Zimbabwe : l’Afrique, otage de ses tyrans
Les triples élections – présidentielle, législatives et locales — au Zimbabwe tournent au surréalisme. Le spectacle affligeant est significatif, jusqu’à la caricature, d’une “démocratie” supervisée par une dictature. Cela fait dix jours que les quelque six millions d’électeurs zimbabwéens devaient élire un Président, 210 députés, 60 sénateurs et des conseillers municipaux.
Les résultats devaient être rendus publics il y a huit jours. Mais la commission électorale fait de la rétention et distille les résultats des législatives au compte-gouttes, avec une avance légère, mais soutenue du principal parti de l’opposition, le MDC. Mais rien ne filtre sur la présidentielle.
La presse publique seule déclare qu’aucun des candidats n’a réuni les 50% qui lui permettraient de régner.
Depuis, on comprend chaque jour un peu plus clairement que Mugabe n’est pas près de lâcher les rênes. Le Zimbabwe tient en haleine le monde entier, tout en s’enfonçant lentement, mais sûrement dans le chaos. C’est dans un contexte de crise économique aiguë que le régime suspend, de facto, la vie nationale et prend le risque de précipiter le pays dans un chaos qui pourrait être fatal pour des milliers, peut-être des millions de Zimbabwéens.
La redistribution des terres en faveur de la population noire, si elle devait avoir des résultats socioéconomiques à terme, ne pourra tout de même pas résorber la pénurie alimentaire qui, bientôt, mettra en jeu la vie de près de six millions d’enfants. Il est déjà certain que, dans quelques mois, sinon quelques semaines, la nourriture de la masse des Zimbabwéens relèvera de l’aide humanitaire.
Il est ahurissant que ni l’échec d’une réforme catastrophique par ses conséquences économiques ni les exigences de l’apparence démocratique, dont ils veulent se draper, n’obligent les despotes du tiers-monde. Quand leurs abus les condamnent ou que les sociétés qu’ils éprouvent les rejettent, ils sombrent, les yeux fermés, dans la fuite en avant. Ils font payer aux victimes de leur règne le prix de leur obstination à conserver le pouvoir.
Au Zimbabwe — comble de cynisme ! —, le parti du régime, à l’origine de la famine, use de l’aide alimentaire internationale comme d’une arme politique en supervisant sa distribution dans les milieux ruraux !
Ce faisant, il interdit tout de même à la presse et aux observateurs occidentaux de suivre les élections.

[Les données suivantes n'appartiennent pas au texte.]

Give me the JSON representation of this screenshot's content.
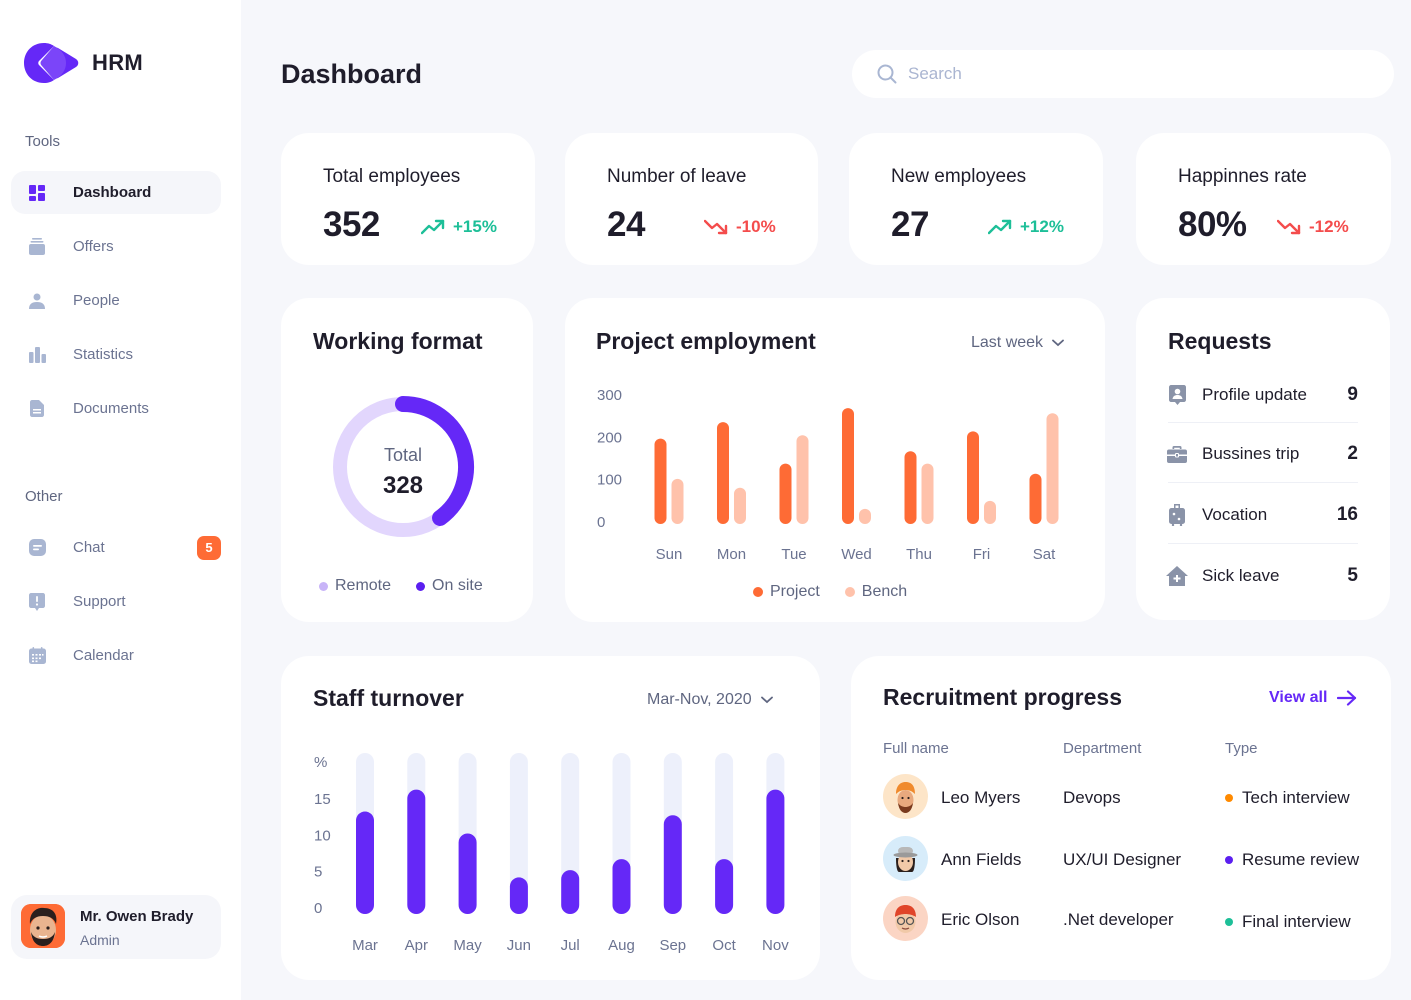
{
  "brand": {
    "name": "HRM",
    "accent": "#6528f7"
  },
  "sidebar": {
    "tools_label": "Tools",
    "other_label": "Other",
    "tools": [
      {
        "label": "Dashboard",
        "icon": "dashboard-icon",
        "active": true
      },
      {
        "label": "Offers",
        "icon": "offers-icon"
      },
      {
        "label": "People",
        "icon": "people-icon"
      },
      {
        "label": "Statistics",
        "icon": "statistics-icon"
      },
      {
        "label": "Documents",
        "icon": "documents-icon"
      }
    ],
    "other": [
      {
        "label": "Chat",
        "icon": "chat-icon",
        "badge": "5"
      },
      {
        "label": "Support",
        "icon": "support-icon"
      },
      {
        "label": "Calendar",
        "icon": "calendar-icon"
      }
    ],
    "user": {
      "name": "Mr. Owen Brady",
      "role": "Admin"
    }
  },
  "header": {
    "title": "Dashboard",
    "search_placeholder": "Search",
    "search_value": ""
  },
  "stats": [
    {
      "title": "Total employees",
      "value": "352",
      "trend": "+15%",
      "direction": "up"
    },
    {
      "title": "Number of leave",
      "value": "24",
      "trend": "-10%",
      "direction": "down"
    },
    {
      "title": "New employees",
      "value": "27",
      "trend": "+12%",
      "direction": "up"
    },
    {
      "title": "Happinnes rate",
      "value": "80%",
      "trend": "-12%",
      "direction": "down"
    }
  ],
  "colors": {
    "up": "#1dbf98",
    "down": "#f44c4c",
    "project": "#fe6b35",
    "bench": "#ffc2ab",
    "onsite": "#6528f7",
    "remote": "#e2d6fd",
    "turnover": "#6528f7",
    "track": "#edf0fb"
  },
  "working_format": {
    "title": "Working format",
    "center_label": "Total",
    "center_value": "328",
    "legend": [
      "Remote",
      "On site"
    ]
  },
  "project_employment": {
    "title": "Project employment",
    "period": "Last week",
    "legend": [
      "Project",
      "Bench"
    ]
  },
  "requests": {
    "title": "Requests",
    "items": [
      {
        "label": "Profile update",
        "count": "9",
        "icon": "profile-update-icon"
      },
      {
        "label": "Bussines trip",
        "count": "2",
        "icon": "briefcase-icon"
      },
      {
        "label": "Vocation",
        "count": "16",
        "icon": "suitcase-icon"
      },
      {
        "label": "Sick leave",
        "count": "5",
        "icon": "medical-house-icon"
      }
    ]
  },
  "staff_turnover": {
    "title": "Staff turnover",
    "period": "Mar-Nov, 2020"
  },
  "recruitment": {
    "title": "Recruitment progress",
    "view_all": "View all",
    "columns": [
      "Full name",
      "Department",
      "Type"
    ],
    "rows": [
      {
        "name": "Leo Myers",
        "department": "Devops",
        "type": "Tech interview",
        "type_color": "#ff8a00",
        "avatar_bg": "#fde5c8"
      },
      {
        "name": "Ann Fields",
        "department": "UX/UI Designer",
        "type": "Resume review",
        "type_color": "#5b1ff0",
        "avatar_bg": "#d7ecfa"
      },
      {
        "name": "Eric Olson",
        "department": ".Net developer",
        "type": "Final interview",
        "type_color": "#1dbf98",
        "avatar_bg": "#fbd5c4"
      }
    ]
  },
  "chart_data": [
    {
      "type": "pie",
      "title": "Working format",
      "categories": [
        "Remote",
        "On site"
      ],
      "values_fraction": [
        0.6,
        0.4
      ],
      "total": 328,
      "style": "donut"
    },
    {
      "type": "bar",
      "title": "Project employment",
      "categories": [
        "Sun",
        "Mon",
        "Tue",
        "Wed",
        "Thu",
        "Fri",
        "Sat"
      ],
      "series": [
        {
          "name": "Project",
          "values": [
            197,
            236,
            138,
            269,
            167,
            214,
            114
          ]
        },
        {
          "name": "Bench",
          "values": [
            102,
            81,
            205,
            31,
            138,
            50,
            257
          ]
        }
      ],
      "yticks": [
        0,
        100,
        200,
        300
      ],
      "ylim": [
        0,
        300
      ],
      "xlabel": "",
      "ylabel": "",
      "legend": "bottom"
    },
    {
      "type": "bar",
      "title": "Staff turnover",
      "categories": [
        "Mar",
        "Apr",
        "May",
        "Jun",
        "Jul",
        "Aug",
        "Sep",
        "Oct",
        "Nov"
      ],
      "values": [
        14,
        17,
        11,
        5,
        6,
        7.5,
        13.5,
        7.5,
        17
      ],
      "yticks": [
        0,
        5,
        10,
        15
      ],
      "ylabel": "%",
      "ylim": [
        0,
        22
      ],
      "xlabel": ""
    }
  ]
}
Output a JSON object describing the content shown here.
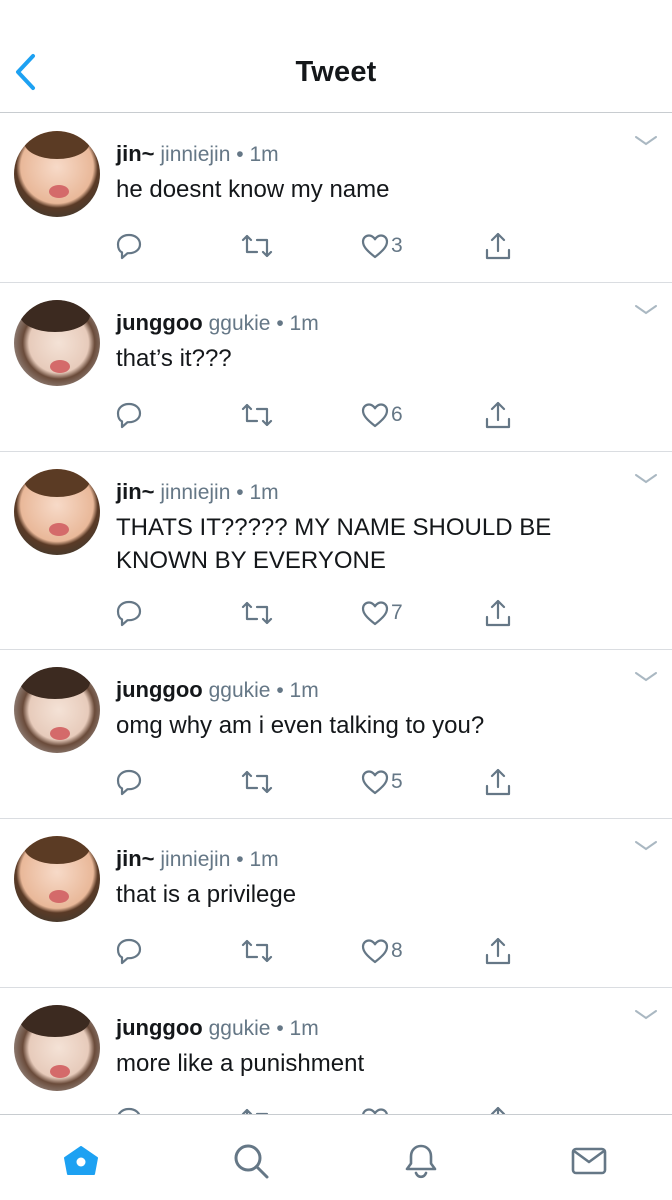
{
  "header": {
    "title": "Tweet",
    "back_icon": "chevron-left-icon",
    "accent": "#1da1f2"
  },
  "tweets": [
    {
      "name": "jin~",
      "handle": "jinniejin",
      "dot": "•",
      "time": "1m",
      "avatar": "jin",
      "text": "he doesnt know my name",
      "likes": "3"
    },
    {
      "name": "junggoo",
      "handle": "ggukie",
      "dot": "•",
      "time": "1m",
      "avatar": "jung",
      "text": "that’s it???",
      "likes": "6"
    },
    {
      "name": "jin~",
      "handle": "jinniejin",
      "dot": "•",
      "time": "1m",
      "avatar": "jin",
      "text": "THATS IT????? MY NAME SHOULD BE KNOWN BY EVERYONE",
      "likes": "7"
    },
    {
      "name": "junggoo",
      "handle": "ggukie",
      "dot": "•",
      "time": "1m",
      "avatar": "jung",
      "text": "omg why am i even talking to you?",
      "likes": "5"
    },
    {
      "name": "jin~",
      "handle": "jinniejin",
      "dot": "•",
      "time": "1m",
      "avatar": "jin",
      "text": "that is a privilege",
      "likes": "8"
    },
    {
      "name": "junggoo",
      "handle": "ggukie",
      "dot": "•",
      "time": "1m",
      "avatar": "jung",
      "text": "more like a punishment",
      "likes": ""
    }
  ],
  "action_icons": [
    "reply-icon",
    "retweet-icon",
    "like-icon",
    "share-icon"
  ],
  "tabbar": {
    "items": [
      "home-icon",
      "search-icon",
      "notifications-icon",
      "messages-icon"
    ],
    "active": "home-icon",
    "active_color": "#1da1f2"
  }
}
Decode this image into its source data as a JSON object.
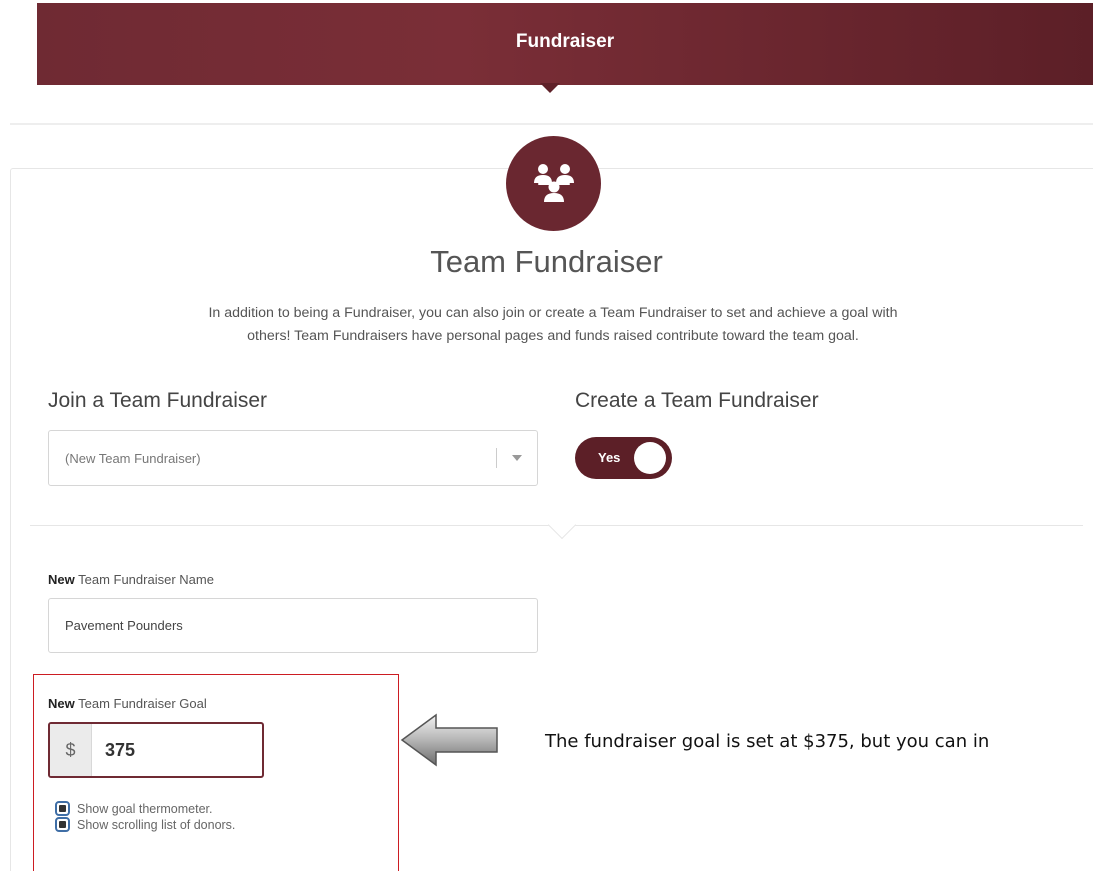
{
  "header": {
    "title": "Fundraiser"
  },
  "team": {
    "icon": "team-group-icon",
    "title": "Team Fundraiser",
    "intro_line1": "In addition to being a Fundraiser, you can also join or create a Team Fundraiser to set and achieve a goal with",
    "intro_line2": "others! Team Fundraisers have personal pages and funds raised contribute toward the team goal."
  },
  "join": {
    "heading": "Join a Team Fundraiser",
    "select_value": "(New Team Fundraiser)"
  },
  "create": {
    "heading": "Create a Team Fundraiser",
    "toggle_label": "Yes"
  },
  "name_field": {
    "label_bold": "New",
    "label_rest": " Team Fundraiser Name",
    "value": "Pavement Pounders"
  },
  "goal_field": {
    "label_bold": "New",
    "label_rest": " Team Fundraiser Goal",
    "prefix": "$",
    "value": "375"
  },
  "options": [
    {
      "label": "Show goal thermometer."
    },
    {
      "label": "Show scrolling list of donors."
    }
  ],
  "annotation": {
    "callout": "The fundraiser goal is set at $375, but you can in"
  },
  "colors": {
    "brand": "#6f2a33",
    "highlight": "#cc1c22",
    "checkbox": "#3f6ea6"
  }
}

Dans une espèce de fatalité de l’Histoire, le continent semble condamné à subir des dictateurs au long cours qui affament leur peuple, poussent chaque jour un pays de plus dans la catastrophe humanitaire, le remettent à la charité internationale et s’entêtent tout de même à y régner !
Le Zimbabwe, ce ne sera pas seulement le Kenya. C’est le Kenya doublé d’une crise de la faim. Mais le pouvoir seul compte pour les tyrans. Ils peuvent allègrement poser leur trône sur des montagnes de cadavres de leurs concitoyens.